Wenn ich nachts nicht schlafen kann, schaue ich gerne auf die zur Ruhe gekommene Kreuzung hinunter. Dass die Welt ein immer merkwürdigerer Ort wird, offenbart sich in diesen Beobachtungen. Aber ich rufe mich zur Ordnung, weil wir ja unsere greisen Eltern damals auch schon beruhigen mussten, Jede dem Ende nahe Genration sorgt sich, in welcher Welt wohl die Kinder und Enkel leben werden. Also rede ich mir ein, dass es völlig normal ist, dass Glühwürmchen über die Gehsteige irren, die von Schatten verfolgt werden...
Wieso Nachtschwärmer auf dem Nachhause-Weg auf das Display ihres Handys schauen müssen, leuchtet mir dennoch nicht ein. Sollten sie in gefährlicher werdenden Zeiten nicht besser auf lauernde Gefahren achten oder ersetzt der Blick aufs Smartphone das sprichwörtliche Pfeifen im finsteren Wald? Vielleicht ist das erleuchtete Display auch ein Mittel gegen die Einsamkeit dieser Stunden.
Ich gehöre eben nicht zu der Generation, die einem Sucht-Prinzip folgend ständig in so ein Ding schauen muss.

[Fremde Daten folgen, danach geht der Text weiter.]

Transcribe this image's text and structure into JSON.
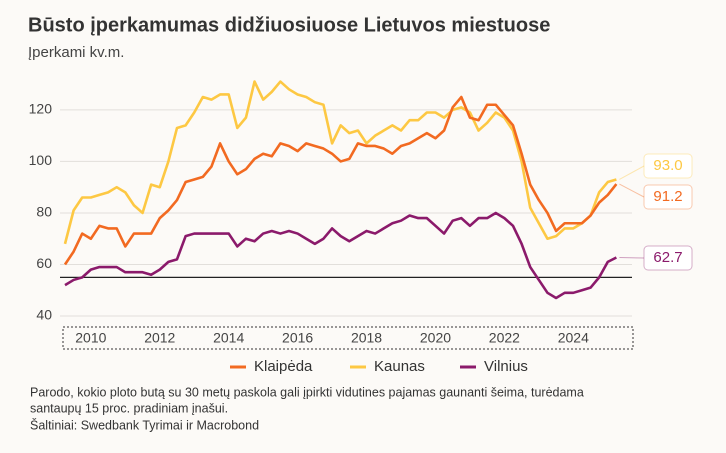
{
  "chart_data": {
    "type": "line",
    "title": "Būsto įperkamumas didžiuosiuose Lietuvos miestuose",
    "subtitle": "Įperkami kv.m.",
    "notes": [
      "Parodo, kokio ploto butą su 30 metų paskola gali įpirkti vidutines pajamas gaunanti šeima, turėdama",
      "santaupų 15 proc. pradiniam įnašui.",
      "Šaltiniai: Swedbank Tyrimai ir Macrobond"
    ],
    "x": [
      2009.25,
      2009.5,
      2009.75,
      2010,
      2010.25,
      2010.5,
      2010.75,
      2011,
      2011.25,
      2011.5,
      2011.75,
      2012,
      2012.25,
      2012.5,
      2012.75,
      2013,
      2013.25,
      2013.5,
      2013.75,
      2014,
      2014.25,
      2014.5,
      2014.75,
      2015,
      2015.25,
      2015.5,
      2015.75,
      2016,
      2016.25,
      2016.5,
      2016.75,
      2017,
      2017.25,
      2017.5,
      2017.75,
      2018,
      2018.25,
      2018.5,
      2018.75,
      2019,
      2019.25,
      2019.5,
      2019.75,
      2020,
      2020.25,
      2020.5,
      2020.75,
      2021,
      2021.25,
      2021.5,
      2021.75,
      2022,
      2022.25,
      2022.5,
      2022.75,
      2023,
      2023.25,
      2023.5,
      2023.75,
      2024,
      2024.25,
      2024.5,
      2024.75,
      2025,
      2025.25
    ],
    "series": [
      {
        "name": "Klaipėda",
        "color": "#f26a21",
        "values": [
          60,
          65,
          72,
          70,
          75,
          74,
          74,
          67,
          72,
          72,
          72,
          78,
          81,
          85,
          92,
          93,
          94,
          98,
          107,
          100,
          95,
          97,
          101,
          103,
          102,
          107,
          106,
          104,
          107,
          106,
          105,
          103,
          100,
          101,
          107,
          106,
          106,
          105,
          103,
          106,
          107,
          109,
          111,
          109,
          112,
          121,
          125,
          117,
          116,
          122,
          122,
          118,
          114,
          103,
          91,
          85,
          80,
          73,
          76,
          76,
          76,
          79,
          84,
          87,
          91.2
        ]
      },
      {
        "name": "Kaunas",
        "color": "#fdc843",
        "values": [
          68,
          81,
          86,
          86,
          87,
          88,
          90,
          88,
          83,
          80,
          91,
          90,
          100,
          113,
          114,
          119,
          125,
          124,
          126,
          126,
          113,
          117,
          131,
          124,
          127,
          131,
          128,
          126,
          125,
          123,
          122,
          107,
          114,
          111,
          112,
          107,
          110,
          112,
          114,
          112,
          116,
          116,
          119,
          119,
          117,
          120,
          121,
          119,
          112,
          115,
          119,
          117,
          112,
          100,
          82,
          76,
          70,
          71,
          74,
          74,
          76,
          79,
          88,
          92,
          93.0
        ],
        "value_labels": [
          null,
          null,
          null,
          null,
          null,
          null,
          null,
          null,
          null,
          null,
          null,
          null,
          null,
          null,
          null,
          null,
          null,
          null,
          null,
          null,
          null,
          null,
          null,
          null,
          null,
          null,
          null,
          null,
          null,
          null,
          null,
          null,
          null,
          null,
          null,
          null,
          null,
          null,
          null,
          null,
          null,
          null,
          null,
          null,
          null,
          null,
          null,
          null,
          null,
          null,
          null,
          null,
          null,
          null,
          null,
          null,
          null,
          null,
          null,
          null,
          null,
          null,
          null,
          null,
          "93.0"
        ]
      },
      {
        "name": "Vilnius",
        "color": "#8b1a6b",
        "values": [
          52,
          54,
          55,
          58,
          59,
          59,
          59,
          57,
          57,
          57,
          56,
          58,
          61,
          62,
          71,
          72,
          72,
          72,
          72,
          72,
          67,
          70,
          69,
          72,
          73,
          72,
          73,
          72,
          70,
          68,
          70,
          74,
          71,
          69,
          71,
          73,
          72,
          74,
          76,
          77,
          79,
          78,
          78,
          75,
          72,
          77,
          78,
          75,
          78,
          78,
          80,
          78,
          75,
          68,
          59,
          54,
          49,
          47,
          49,
          49,
          50,
          51,
          55,
          61,
          62.7
        ]
      }
    ],
    "xlim": [
      2009.25,
      2025.5
    ],
    "xticks": [
      2010,
      2012,
      2014,
      2016,
      2018,
      2020,
      2022,
      2024
    ],
    "ylim": [
      40,
      132
    ],
    "yticks": [
      40,
      60,
      80,
      100,
      120
    ],
    "grid": true,
    "reference_line": 55,
    "legend": "bottom"
  }
}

Dass das gefährlicher sein kann, als zu rauchen, war vergangen Woche in den Zeitungen zu lesen:
Eine junge Frau hatte vor lauter Starren ins Handy übersehen, dass sie in der U-Bahn zu nahe an die Bahnsteigkante geraten war und stürzte vor dem einfahrenden Zug auf die Gleise...
So etwas bleibt bei uns haften, wenn wir täglich via Chat mit neuen Fotos unseres Enkels oder mit Schnappschüssen von den Babys unserer jüngeren, fast ausschließlich spät gebärenden Bekannten versorgt werden. Die zunehmende Geburten-Rate der vergangenen Jahre wird durch eine bemerkenswerte Dichte an Fotos und Filmchen dokumentiert. Vermutlich gehört diese nachrückende Generation zur vorerst am besten medial begleiteten. JPGs und MPGs von meinem Enkel gehören zum vollsten "Ordner" auf meinem Computer und laufen als endlose Dia-Show wenn ich ihn gerade mal nicht benutze.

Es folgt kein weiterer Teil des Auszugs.